All the squirrels had abandoned the neighborhood, and even now perhaps were locked in mortal combat with micro-bots in a warehouse by the river. Along with Squirrel Girl.
It wasn’t till she reached for her cell phone that Ana Sofía realized how badly she was shaking. But she took a deep breath and bravely sent out a group text.131
ANA SOFÍA
Squirrel scouts! I know those online videos made SG look like a villain but it’s lies. She is a hero, a super hero even. I believe that and don’t care what anybody else thinks. Right now she’s fighting the real villain. He calls himself the micromanager and he’s the source of most of the thefts in our town.

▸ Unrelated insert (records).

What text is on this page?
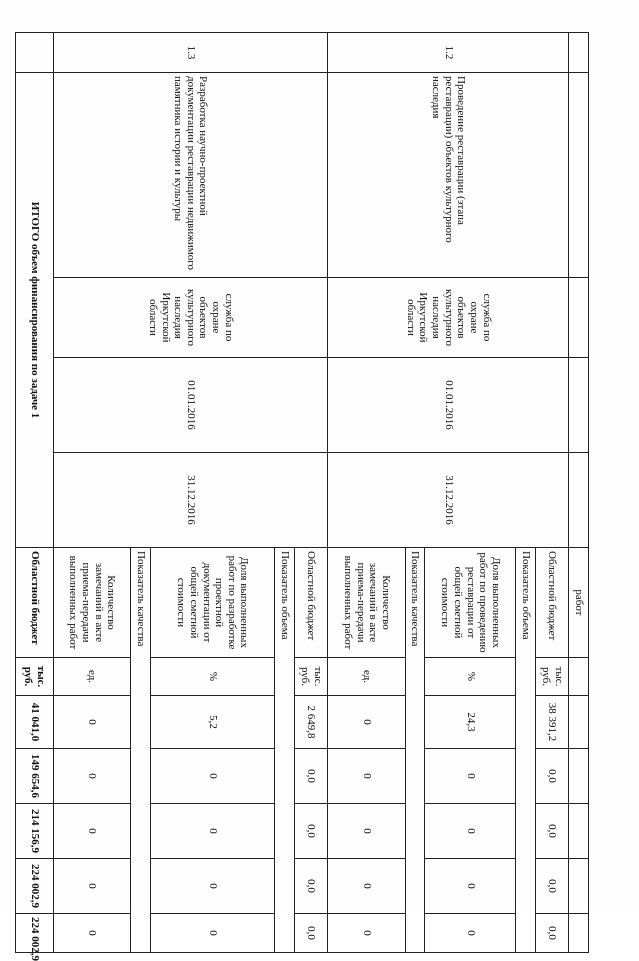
					работ						
1.2	Проведение реставрации (этапа реставрации) объектов культурного наследия	служба по охране объектов культурного наследия Иркутской области	01.01.2016	31.12.2016	Областной бюджет	тыс. руб.	38 391,2	0,0	0,0	0,0	0,0
					Показатель объема						
					Доля выполненных работ по проведению реставрации от общей сметной стоимости	%	24,3	0	0	0	0
					Показатель качества						
					Количество замечаний в акте приема-передачи выполненных работ	ед.	0	0	0	0	0
1.3	Разработка научно-проектной документации реставрации недвижимого памятника истории и культуры	служба по охране объектов культурного наследия Иркутской области	01.01.2016	31.12.2016	Областной бюджет	тыс. руб.	2 649,8	0,0	0,0	0,0	0,0
					Показатель объема						
					Доля выполненных работ по разработке проектной документации от общей сметной стоимости	%	5,2	0	0	0	0
					Показатель качества						
					Количество замечаний в акте приема-передачи выполненных работ	ед.	0	0	0	0	0
	ИТОГО объем финансирования по задаче 1				Областной бюджет	тыс. руб.	41 041,0	149 654,6	214 156,9	224 002,9	224 002,9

Just one guy being crummy turned this into a crummy place. One person can be powerful for good or evil. U r powerful too. What will you do? He wants to destroy SG bc she stands in his way. I won’t let him! If any of u are still squirrel scouts meet me at the old Fly By Knight warehouse by the river and 14 St. It’s time to defend the weak the frightened and the interesting. It’s time to be brave and silly. It’s time to prove ourselves SQUIRREL SCOUTS!
SQUIRREL GIRL
They were losing.
Most of the squirrels were still on their feet, but they were hurt. They were tired. Squirrel Girl couldn’t even get near the giant pole and Dante. The micro-bots were everywhere.

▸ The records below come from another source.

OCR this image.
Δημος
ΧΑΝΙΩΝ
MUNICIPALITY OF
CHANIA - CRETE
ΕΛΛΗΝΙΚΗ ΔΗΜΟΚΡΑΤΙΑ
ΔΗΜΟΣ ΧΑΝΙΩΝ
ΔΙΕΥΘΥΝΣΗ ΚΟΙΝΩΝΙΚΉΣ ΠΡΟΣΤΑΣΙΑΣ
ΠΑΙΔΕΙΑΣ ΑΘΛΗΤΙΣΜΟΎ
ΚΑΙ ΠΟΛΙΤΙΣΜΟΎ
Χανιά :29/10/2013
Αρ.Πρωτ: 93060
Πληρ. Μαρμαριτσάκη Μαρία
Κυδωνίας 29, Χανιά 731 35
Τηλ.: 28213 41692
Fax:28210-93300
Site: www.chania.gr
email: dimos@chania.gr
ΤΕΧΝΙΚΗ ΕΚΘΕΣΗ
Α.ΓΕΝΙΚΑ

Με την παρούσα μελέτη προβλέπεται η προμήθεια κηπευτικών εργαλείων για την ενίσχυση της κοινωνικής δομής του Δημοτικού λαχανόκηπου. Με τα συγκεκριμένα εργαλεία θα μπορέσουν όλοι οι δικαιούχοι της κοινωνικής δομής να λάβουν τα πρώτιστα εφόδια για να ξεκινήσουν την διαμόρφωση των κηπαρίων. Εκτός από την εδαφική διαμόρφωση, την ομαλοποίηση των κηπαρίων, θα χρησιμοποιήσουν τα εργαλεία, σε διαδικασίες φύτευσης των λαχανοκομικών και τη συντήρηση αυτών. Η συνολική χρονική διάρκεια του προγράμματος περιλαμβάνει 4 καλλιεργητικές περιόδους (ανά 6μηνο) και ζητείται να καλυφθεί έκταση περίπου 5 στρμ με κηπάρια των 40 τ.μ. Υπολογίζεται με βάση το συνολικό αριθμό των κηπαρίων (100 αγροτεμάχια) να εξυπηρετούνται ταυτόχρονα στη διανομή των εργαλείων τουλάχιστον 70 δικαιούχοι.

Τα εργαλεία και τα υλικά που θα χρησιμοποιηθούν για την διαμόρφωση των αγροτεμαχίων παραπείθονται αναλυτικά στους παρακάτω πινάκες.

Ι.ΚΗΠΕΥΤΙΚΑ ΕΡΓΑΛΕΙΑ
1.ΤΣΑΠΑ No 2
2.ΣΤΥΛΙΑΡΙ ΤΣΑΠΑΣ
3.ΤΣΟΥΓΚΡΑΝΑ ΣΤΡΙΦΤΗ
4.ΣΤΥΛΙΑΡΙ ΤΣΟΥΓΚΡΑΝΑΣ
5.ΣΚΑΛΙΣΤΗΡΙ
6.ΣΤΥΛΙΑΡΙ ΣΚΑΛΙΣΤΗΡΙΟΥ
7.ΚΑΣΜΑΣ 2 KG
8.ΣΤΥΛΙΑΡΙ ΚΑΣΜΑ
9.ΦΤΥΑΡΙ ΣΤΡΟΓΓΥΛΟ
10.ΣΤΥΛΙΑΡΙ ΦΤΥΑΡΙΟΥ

Tippy-Toe was on Squirrel Girl’s shoulder.
“Chk-chukka!” she chittered.
“Yes,” Squirrel Girl said, kicking a drone out of the air. “More help would be nice. But I lost all my human helpers.”

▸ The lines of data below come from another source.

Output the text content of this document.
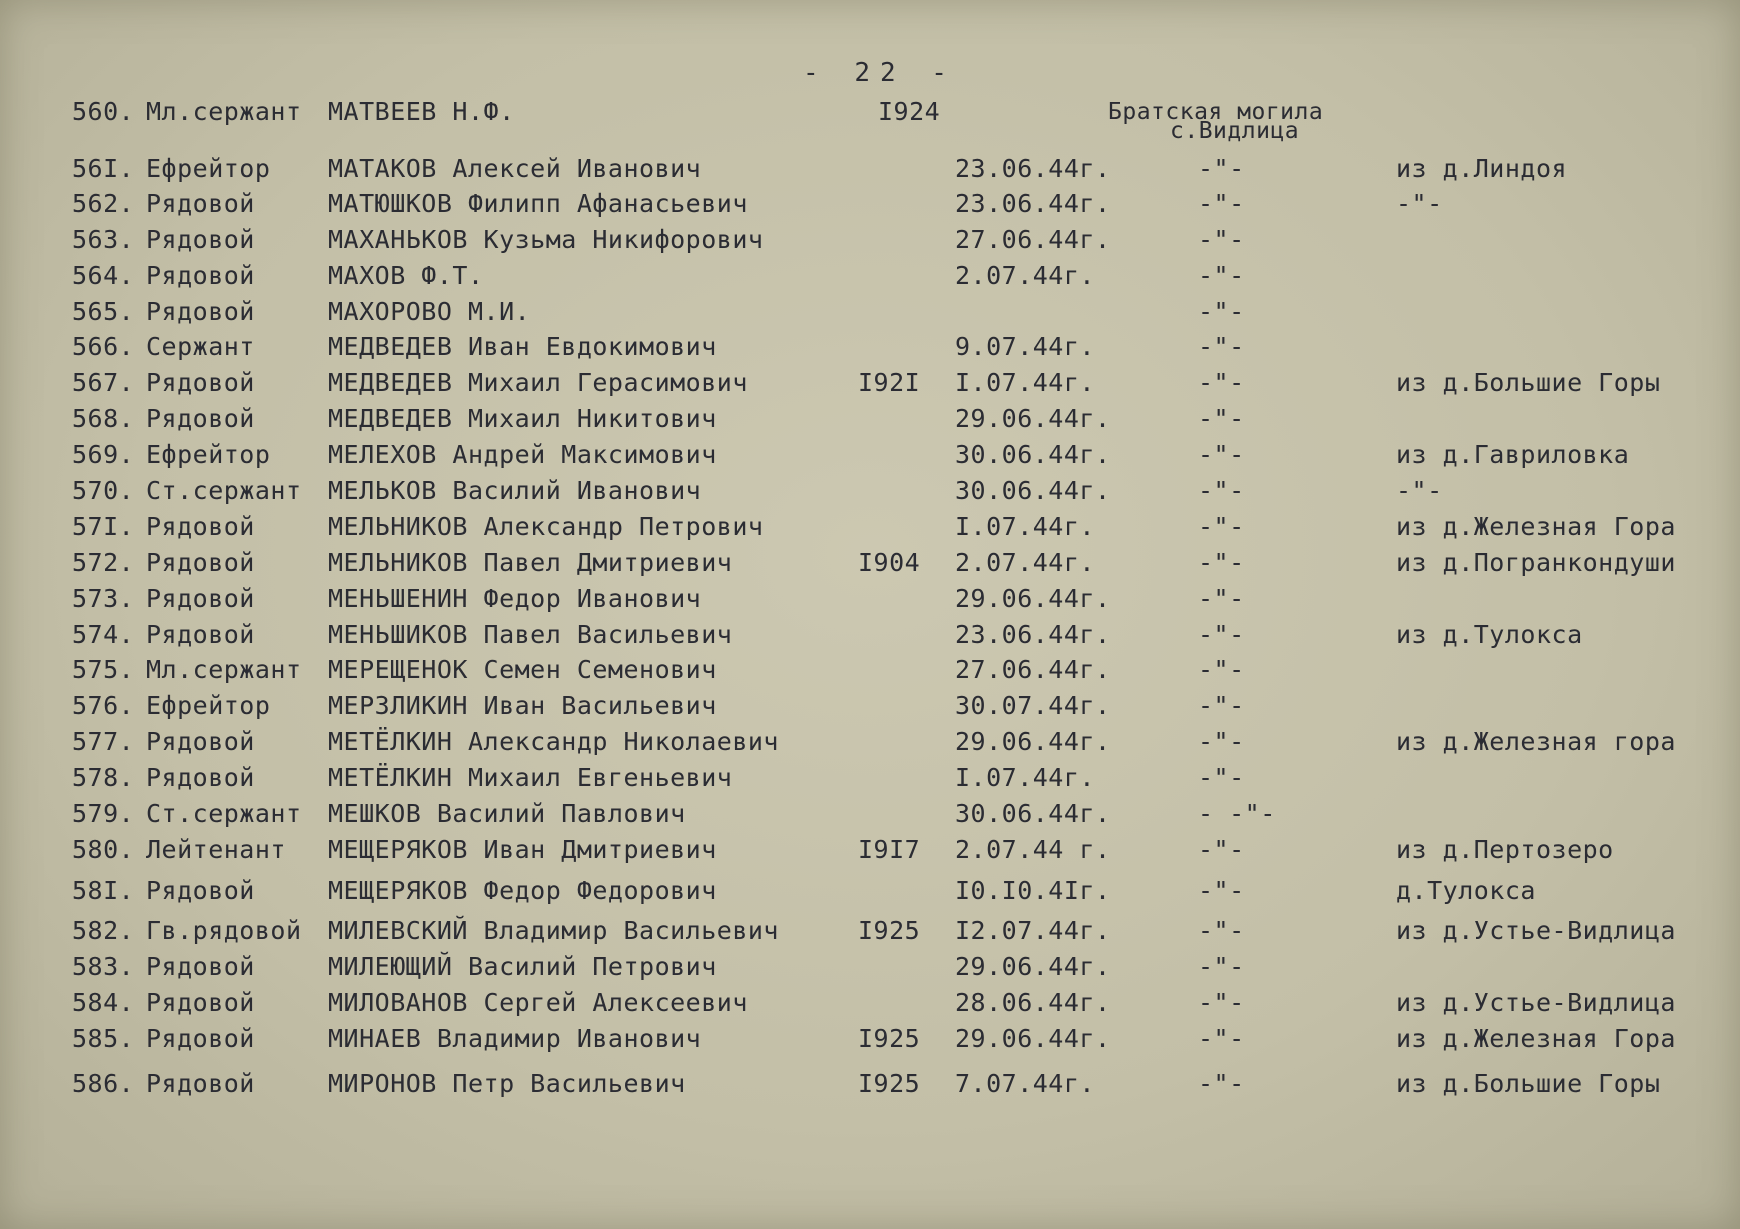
- 22 -
560. Мл.сержант МАТВЕЕВ Н.Ф.	I924	Братская могила
с.Видлица
56I. Ефрейтор МАТАКОВ Алексей Иванович	23.06.44г.	-"-	из д.Линдоя
562. Рядовой	МАТЮШКОВ Филипп Афанасьевич	23.06.44г.	-"-	-"-
563. Рядовой	МАХАНЬКОВ Кузьма Никифорович	27.06.44г.	-"-
564. Рядовой	МАХОВ Ф.Т.	2.07.44г.	-"-
565. Рядовой	МАХОРОВО М.И.	-"-
566. Сержант	МЕДВЕДЕВ Иван Евдокимович	9.07.44г.	-"-
567. Рядовой	МЕДВЕДЕВ Михаил Герасимович	I92I I.07.44г.	-"-	из д.Большие Горы
568. Рядовой	МЕДВЕДЕВ Михаил Никитович	29.06.44г.	-"-
569. Ефрейтор МЕЛЕХОВ Андрей Максимович	30.06.44г.	-"-	из д.Гавриловка
570. Ст.сержант МЕЛЬКОВ Василий Иванович	30.06.44г.	-"-	-"-
57I. Рядовой	МЕЛЬНИКОВ Александр Петрович	I.07.44г.	-"-	из д.Железная Гора
572. Рядовой	МЕЛЬНИКОВ Павел Дмитриевич	I904 2.07.44г.	-"-	из д.Погранкондуши
573. Рядовой	МЕНЬШЕНИН Федор Иванович	29.06.44г.	-"-
574. Рядовой	МЕНЬШИКОВ Павел Васильевич	23.06.44г.	-"-	из д.Тулокса
575. Мл.сержант МЕРЕЩЕНОК Семен Семенович	27.06.44г.	-"-
576. Ефрейтор МЕРЗЛИКИН Иван Васильевич	30.07.44г.	-"-
577. Рядовой	МЕТЁЛКИН Александр Николаевич	29.06.44г.	-"-	из д.Железная гора
578. Рядовой	МЕТЁЛКИН Михаил Евгеньевич	I.07.44г.	-"-
579. Ст.сержант МЕШКОВ Василий Павлович	30.06.44г.	- -"-
580. Лейтенант МЕЩЕРЯКОВ Иван Дмитриевич	I9I7 2.07.44 г.	-"-	из д.Пертозеро
58I. Рядовой	МЕЩЕРЯКОВ Федор Федорович	I0.I0.4Iг.	-"-	д.Тулокса
582. Гв.рядовой МИЛЕВСКИЙ Владимир Васильевич	I925 I2.07.44г.	-"-	из д.Устье-Видлица
583. Рядовой	МИЛЕЮЩИЙ Василий Петрович	29.06.44г.	-"-
584. Рядовой	МИЛОВАНОВ Сергей Алексеевич	28.06.44г.	-"-	из д.Устье-Видлица
585. Рядовой	МИНАЕВ Владимир Иванович	I925 29.06.44г.	-"-	из д.Железная Гора
586. Рядовой	МИРОНОВ Петр Васильевич	I925 7.07.44г.	-"-	из д.Большие Горы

“Chk-tik chuk,” Tippy-Toe said. She leaped onto a passing drone, tore out some wires, and leaped back onto Squirrel Girl’s shoulder.
“Where?” Squirrel Girl asked. Tippy-Toe nodded in the direction of the door they had come in, and she saw a handful of squirrels gnawing a hole in the corrugated steel of the door. The hole was big enough now that a squirrel could get through.
“Good, get everyone else out of here,” Squirrel Girl said. “I don’t want any more of you getting hurt. I can finish this by myself.”
She believed it when she said it. If she had enough time and enough space, she was convinced she could smash every drone in the building before she died. Not having the squirrels around to worry about, not having to be concerned with their safety, might make things easier. In a way. Her dying seemed inevitable. But her victory did, too. She had to save Dante. Any other outcome was simply incomprehensible.
A twitching drone flew near her. She punched through the blades, grabbed it, bit it in half, and threw the pieces to the ground.
“Good.” The Micro-Manager’s voice echoed through the speakers in each drone. “Give in to your anger.”